Je suis bénévole à l'AREA en tant que somatothérapeute spécialisée en gestion du stress et relaxation depuis 2004.

Si, au fil des années, le nombre de demandeurs d'emploi (DE) a considérablement augmenté au sein de notre association, les profils des personnes faisant appel à mes services peuvent varier. Certaines peuvent avoir fait des études plus ou moins longues. D'autres, pas du tout. Par ailleurs, sur dix personnes venant me consulter, il y a environ huit femmes pour deux hommes.

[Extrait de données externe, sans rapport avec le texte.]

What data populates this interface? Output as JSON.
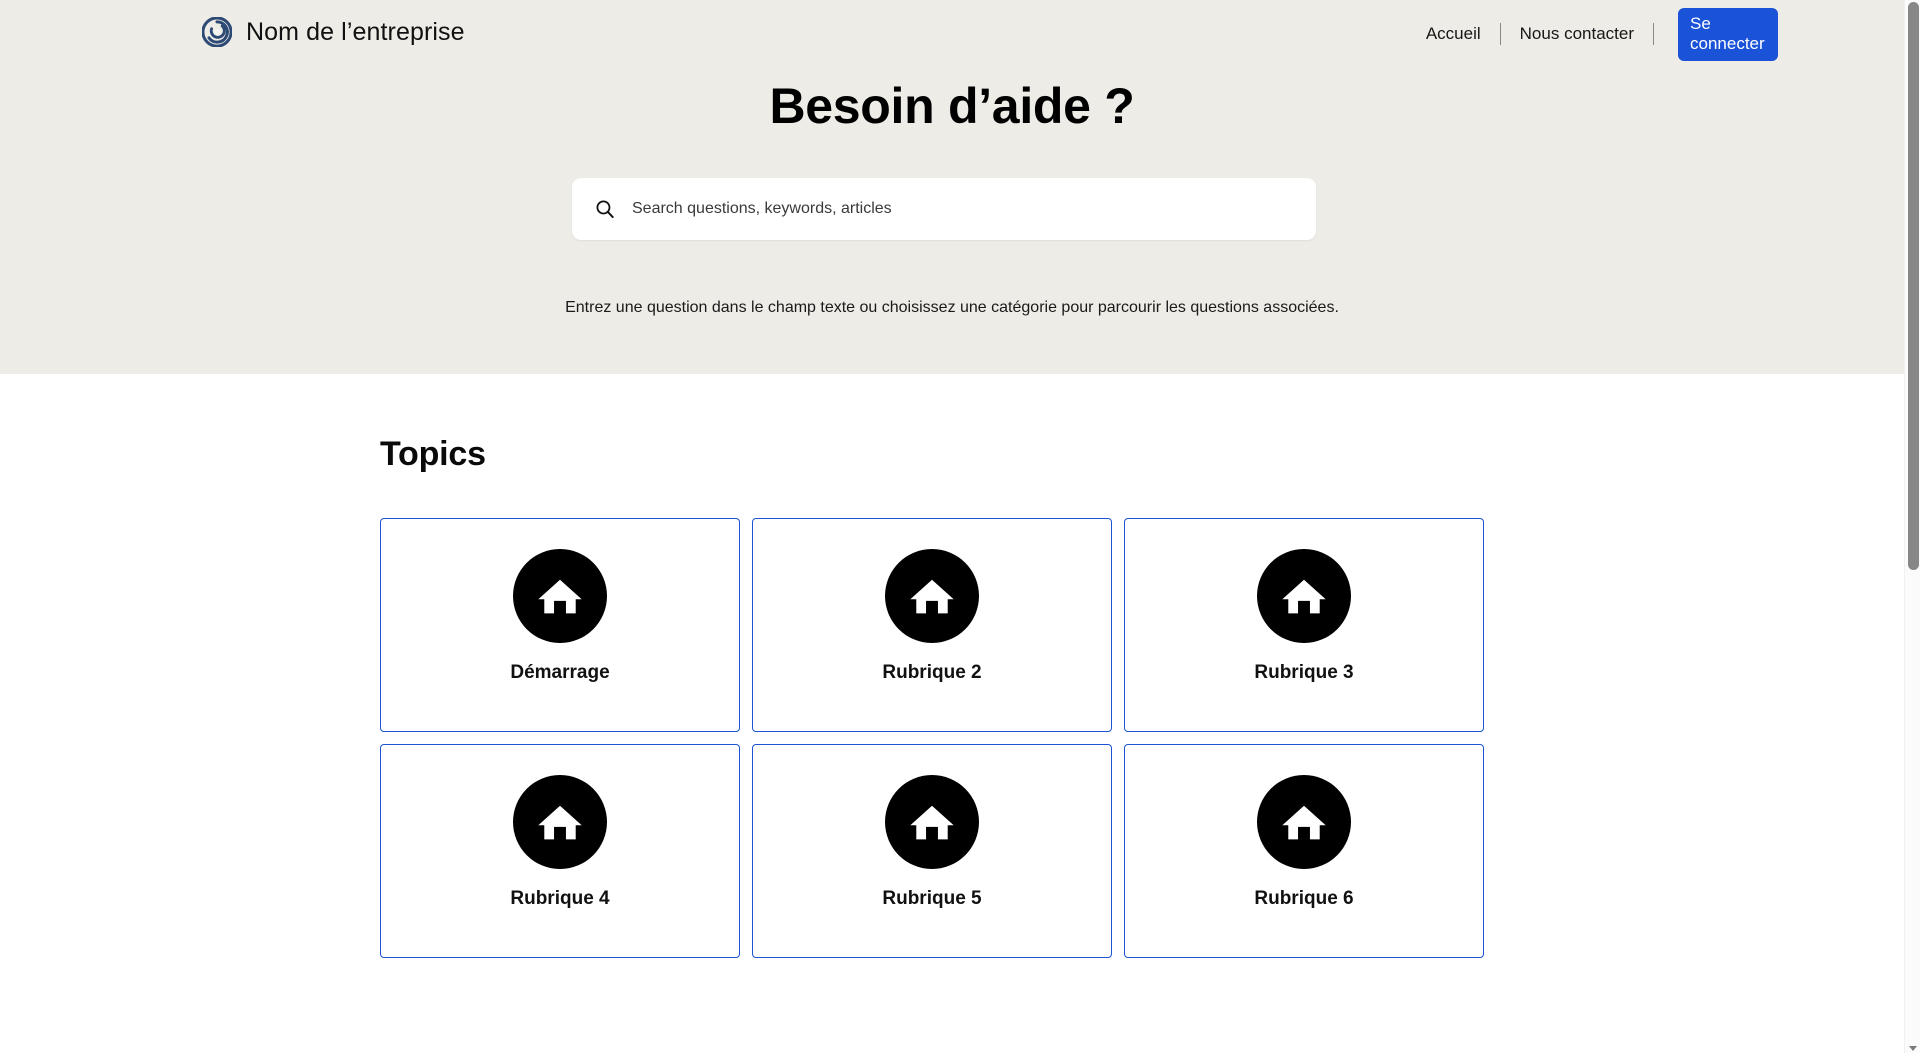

En ce qui concerne les modalités de participation à ces séances de gestion du stress, celles-ci n'ont pas varié depuis mon arrivée au sein de l'Association, à savoir, lorsque les bénévoles constatent au cours d'un entretien que certains "DE" sont stressés, ils leur suggèrent, le cas échéant, de me contacter. Pour cela, le bénévole communique simplement mes coordonnées au "DE". Il appartiendra au "DE" de faire lui-même la démarche de me contacter car, bien entendu, la suggestion d'un bénévole n'implique aucune obligation. Le "DE" est entièrement libre de faire cette démarche ou de ne pas la faire.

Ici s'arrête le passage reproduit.